Senior administration officials say Obama began setting a second-term tone for his leadership during the “fiscal cliff” negotiations that played out during the lame-duck session of the last Congress.
Senior administration officials and others close to Obama say they have learned lessons from the first term, namely about the need to better convince Americans of the need for specific change, whether it is gun control or immigration reform that top his near-term agenda. So more than just trying to cut deals with Congress, Obama has increasingly made his case to the American people first.
Better inside game
“You can’t exclusively play an inside game or an outside game – you have to do both,” said Robert Gibbs, Obama’s press secretary during the first two years of the administration. “You have to continually talk to the American people about what you want to do and why. I think, at times, we forgot that.”
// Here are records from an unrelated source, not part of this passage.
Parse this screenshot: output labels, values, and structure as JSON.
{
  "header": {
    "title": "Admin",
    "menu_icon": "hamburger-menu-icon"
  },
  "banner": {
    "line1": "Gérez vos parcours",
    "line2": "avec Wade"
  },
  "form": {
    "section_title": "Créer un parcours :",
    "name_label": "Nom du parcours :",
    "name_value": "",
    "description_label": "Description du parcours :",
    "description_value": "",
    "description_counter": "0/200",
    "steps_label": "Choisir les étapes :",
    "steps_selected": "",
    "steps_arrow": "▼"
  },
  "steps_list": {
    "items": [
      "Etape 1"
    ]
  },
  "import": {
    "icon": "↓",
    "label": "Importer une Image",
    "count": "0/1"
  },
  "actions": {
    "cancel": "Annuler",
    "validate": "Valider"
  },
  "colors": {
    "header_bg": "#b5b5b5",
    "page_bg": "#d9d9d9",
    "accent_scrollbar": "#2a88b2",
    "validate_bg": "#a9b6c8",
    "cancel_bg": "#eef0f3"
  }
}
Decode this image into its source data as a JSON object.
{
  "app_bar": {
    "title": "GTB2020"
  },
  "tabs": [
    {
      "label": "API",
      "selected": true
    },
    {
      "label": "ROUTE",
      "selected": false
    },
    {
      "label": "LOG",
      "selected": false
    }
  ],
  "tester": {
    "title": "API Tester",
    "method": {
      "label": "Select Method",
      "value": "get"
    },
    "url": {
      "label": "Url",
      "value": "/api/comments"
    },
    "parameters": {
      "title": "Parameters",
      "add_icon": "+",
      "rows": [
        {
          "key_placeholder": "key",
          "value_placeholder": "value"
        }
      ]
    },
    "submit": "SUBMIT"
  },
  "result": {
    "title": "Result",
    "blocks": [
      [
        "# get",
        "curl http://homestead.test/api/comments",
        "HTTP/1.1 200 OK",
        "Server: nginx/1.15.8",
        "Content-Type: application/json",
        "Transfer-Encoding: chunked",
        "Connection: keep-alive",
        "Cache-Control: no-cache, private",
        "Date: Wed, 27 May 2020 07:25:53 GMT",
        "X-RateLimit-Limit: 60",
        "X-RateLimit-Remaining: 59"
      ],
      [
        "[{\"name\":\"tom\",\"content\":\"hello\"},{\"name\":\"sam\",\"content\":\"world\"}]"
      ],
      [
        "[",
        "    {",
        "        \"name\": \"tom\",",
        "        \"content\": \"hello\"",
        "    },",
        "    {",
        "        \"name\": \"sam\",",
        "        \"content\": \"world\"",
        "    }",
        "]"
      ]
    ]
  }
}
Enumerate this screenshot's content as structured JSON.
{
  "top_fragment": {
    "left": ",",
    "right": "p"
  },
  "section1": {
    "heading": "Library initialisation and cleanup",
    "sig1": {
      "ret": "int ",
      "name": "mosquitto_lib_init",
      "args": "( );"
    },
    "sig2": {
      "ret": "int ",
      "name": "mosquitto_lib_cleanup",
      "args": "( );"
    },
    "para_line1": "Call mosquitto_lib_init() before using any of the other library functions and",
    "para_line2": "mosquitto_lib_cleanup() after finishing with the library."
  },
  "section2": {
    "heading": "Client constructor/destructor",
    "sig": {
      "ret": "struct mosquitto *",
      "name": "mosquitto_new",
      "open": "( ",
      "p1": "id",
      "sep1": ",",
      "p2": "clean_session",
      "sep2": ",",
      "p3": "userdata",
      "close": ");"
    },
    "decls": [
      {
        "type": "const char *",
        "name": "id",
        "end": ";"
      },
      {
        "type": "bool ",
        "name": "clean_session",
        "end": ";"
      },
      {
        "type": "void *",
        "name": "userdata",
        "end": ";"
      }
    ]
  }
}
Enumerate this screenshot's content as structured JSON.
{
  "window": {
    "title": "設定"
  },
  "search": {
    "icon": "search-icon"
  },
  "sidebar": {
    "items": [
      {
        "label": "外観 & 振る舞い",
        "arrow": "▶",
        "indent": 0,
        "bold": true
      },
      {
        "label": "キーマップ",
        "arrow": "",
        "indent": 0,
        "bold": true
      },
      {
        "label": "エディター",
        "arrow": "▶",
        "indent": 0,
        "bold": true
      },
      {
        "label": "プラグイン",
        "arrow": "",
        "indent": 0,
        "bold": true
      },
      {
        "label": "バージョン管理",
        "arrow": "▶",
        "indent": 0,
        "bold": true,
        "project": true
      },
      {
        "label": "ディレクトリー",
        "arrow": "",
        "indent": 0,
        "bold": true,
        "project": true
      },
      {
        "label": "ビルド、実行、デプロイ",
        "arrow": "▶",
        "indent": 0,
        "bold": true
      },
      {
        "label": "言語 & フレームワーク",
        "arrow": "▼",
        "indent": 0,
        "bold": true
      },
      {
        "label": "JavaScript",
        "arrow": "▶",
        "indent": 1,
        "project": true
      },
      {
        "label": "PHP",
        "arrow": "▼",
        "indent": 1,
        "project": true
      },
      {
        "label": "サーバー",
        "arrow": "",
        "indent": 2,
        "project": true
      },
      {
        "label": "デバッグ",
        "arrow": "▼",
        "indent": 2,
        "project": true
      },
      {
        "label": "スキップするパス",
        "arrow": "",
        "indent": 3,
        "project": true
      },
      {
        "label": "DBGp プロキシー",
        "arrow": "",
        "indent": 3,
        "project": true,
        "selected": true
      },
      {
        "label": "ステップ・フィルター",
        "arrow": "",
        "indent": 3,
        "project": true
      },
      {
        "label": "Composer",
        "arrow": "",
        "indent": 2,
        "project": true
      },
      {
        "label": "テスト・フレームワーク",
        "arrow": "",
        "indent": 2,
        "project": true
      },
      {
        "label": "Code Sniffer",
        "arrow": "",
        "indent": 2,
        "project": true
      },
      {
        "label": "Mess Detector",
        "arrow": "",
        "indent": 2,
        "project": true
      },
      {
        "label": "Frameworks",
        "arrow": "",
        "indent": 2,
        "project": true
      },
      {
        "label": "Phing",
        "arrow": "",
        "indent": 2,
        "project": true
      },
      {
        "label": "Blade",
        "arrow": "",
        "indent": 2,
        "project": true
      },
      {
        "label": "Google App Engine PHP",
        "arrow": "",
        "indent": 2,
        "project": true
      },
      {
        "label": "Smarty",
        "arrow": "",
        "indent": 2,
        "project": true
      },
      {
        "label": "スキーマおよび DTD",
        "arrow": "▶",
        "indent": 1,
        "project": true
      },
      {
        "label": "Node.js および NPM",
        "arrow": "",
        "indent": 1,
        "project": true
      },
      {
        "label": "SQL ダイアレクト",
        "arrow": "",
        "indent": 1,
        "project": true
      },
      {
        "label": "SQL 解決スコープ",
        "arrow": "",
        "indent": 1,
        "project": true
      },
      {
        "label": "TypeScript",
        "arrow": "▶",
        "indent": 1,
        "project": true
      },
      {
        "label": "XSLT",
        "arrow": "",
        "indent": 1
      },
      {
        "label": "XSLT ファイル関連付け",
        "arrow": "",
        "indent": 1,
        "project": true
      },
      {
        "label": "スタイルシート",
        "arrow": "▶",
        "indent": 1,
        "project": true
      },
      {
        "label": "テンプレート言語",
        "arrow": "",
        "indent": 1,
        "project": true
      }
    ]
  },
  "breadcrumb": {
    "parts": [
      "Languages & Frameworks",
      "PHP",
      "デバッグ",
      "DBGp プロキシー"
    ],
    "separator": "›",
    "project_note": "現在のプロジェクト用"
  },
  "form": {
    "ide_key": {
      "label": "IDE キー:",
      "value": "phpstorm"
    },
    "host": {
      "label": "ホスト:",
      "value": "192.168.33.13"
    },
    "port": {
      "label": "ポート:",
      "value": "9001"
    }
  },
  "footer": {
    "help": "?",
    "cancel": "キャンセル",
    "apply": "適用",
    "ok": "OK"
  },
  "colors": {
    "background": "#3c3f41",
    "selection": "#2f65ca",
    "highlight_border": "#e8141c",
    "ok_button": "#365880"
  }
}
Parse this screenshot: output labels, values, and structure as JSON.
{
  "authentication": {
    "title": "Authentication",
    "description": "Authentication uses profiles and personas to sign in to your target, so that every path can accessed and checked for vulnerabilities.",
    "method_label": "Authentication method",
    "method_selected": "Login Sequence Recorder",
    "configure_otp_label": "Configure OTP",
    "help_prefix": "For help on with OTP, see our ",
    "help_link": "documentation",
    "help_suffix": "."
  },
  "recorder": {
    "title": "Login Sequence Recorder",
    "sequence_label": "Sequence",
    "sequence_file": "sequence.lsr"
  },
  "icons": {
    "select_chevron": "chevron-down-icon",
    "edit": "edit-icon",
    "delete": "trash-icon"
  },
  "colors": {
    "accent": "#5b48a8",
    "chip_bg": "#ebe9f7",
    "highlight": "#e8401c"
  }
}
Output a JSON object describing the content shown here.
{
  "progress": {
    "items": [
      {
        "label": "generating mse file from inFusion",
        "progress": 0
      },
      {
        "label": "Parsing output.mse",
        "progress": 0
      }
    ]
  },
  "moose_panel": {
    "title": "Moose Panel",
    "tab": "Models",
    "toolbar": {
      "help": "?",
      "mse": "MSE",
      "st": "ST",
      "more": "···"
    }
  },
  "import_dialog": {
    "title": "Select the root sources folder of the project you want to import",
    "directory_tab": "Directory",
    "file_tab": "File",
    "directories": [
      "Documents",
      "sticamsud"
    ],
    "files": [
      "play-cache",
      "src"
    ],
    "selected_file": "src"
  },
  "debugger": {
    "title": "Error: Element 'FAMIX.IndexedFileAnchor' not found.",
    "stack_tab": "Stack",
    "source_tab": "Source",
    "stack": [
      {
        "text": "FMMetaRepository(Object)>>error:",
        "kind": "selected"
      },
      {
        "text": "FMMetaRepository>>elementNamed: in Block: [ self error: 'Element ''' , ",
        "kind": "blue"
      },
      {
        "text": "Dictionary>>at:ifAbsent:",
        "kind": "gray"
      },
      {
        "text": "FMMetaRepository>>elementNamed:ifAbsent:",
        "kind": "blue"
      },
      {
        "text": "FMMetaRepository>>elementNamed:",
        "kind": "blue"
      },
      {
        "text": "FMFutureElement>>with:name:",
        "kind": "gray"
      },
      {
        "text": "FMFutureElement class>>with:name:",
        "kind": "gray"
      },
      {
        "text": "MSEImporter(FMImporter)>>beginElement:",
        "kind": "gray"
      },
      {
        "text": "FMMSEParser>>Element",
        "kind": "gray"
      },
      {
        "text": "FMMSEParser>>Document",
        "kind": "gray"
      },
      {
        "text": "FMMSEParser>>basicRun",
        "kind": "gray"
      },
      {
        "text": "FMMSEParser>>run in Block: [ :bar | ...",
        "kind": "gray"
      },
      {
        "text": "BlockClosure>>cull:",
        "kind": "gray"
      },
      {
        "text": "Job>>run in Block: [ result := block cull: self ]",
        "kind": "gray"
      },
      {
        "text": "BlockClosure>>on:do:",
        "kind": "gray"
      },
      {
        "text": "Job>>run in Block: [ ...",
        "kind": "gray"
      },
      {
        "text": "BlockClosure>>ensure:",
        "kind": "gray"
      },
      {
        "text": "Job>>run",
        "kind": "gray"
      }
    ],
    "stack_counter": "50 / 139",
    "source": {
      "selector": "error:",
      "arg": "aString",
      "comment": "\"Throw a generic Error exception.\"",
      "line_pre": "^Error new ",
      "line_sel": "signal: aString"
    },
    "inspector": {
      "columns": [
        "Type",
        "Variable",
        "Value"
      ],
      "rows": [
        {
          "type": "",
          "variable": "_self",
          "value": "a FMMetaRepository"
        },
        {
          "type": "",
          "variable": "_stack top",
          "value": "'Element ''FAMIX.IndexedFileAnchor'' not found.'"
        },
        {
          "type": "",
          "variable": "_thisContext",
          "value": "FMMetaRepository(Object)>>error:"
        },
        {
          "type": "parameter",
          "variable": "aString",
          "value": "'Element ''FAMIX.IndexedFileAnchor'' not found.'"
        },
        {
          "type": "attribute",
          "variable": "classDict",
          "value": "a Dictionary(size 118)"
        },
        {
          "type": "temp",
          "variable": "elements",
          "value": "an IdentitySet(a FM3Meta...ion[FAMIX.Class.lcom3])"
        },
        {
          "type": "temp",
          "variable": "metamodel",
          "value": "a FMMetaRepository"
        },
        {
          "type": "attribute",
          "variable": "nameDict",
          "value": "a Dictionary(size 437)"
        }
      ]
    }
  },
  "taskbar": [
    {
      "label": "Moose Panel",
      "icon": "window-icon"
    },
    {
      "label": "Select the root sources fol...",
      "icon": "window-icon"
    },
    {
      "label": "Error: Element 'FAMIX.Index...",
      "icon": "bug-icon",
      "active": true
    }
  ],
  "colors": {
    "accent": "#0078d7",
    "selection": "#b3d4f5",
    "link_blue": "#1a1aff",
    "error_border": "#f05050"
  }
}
The inside game, dealing effectively with the Congress, is the one that even Obama’s closest supporters say he needs to improve.
Presidents have more time in a second term to make their mark on foreign policy than on the domestic front, and Obama intends to pursue several issues, including trade agreements and a broader clean-energy initiative.
Senior advisers say Obama’s national security legacy, beyond the killing of Osama bin Laden and ending the wars, could be remembered for making the United States less dependent on Mideast oil, if he can make progress in the coming term developing a clean-energy economy and expanding domestic oil and gas exploration.
But many supporters say Obama, preoccupied with re-election, has withdrawn from the world over the past year at a dangerous time and must step back in quickly.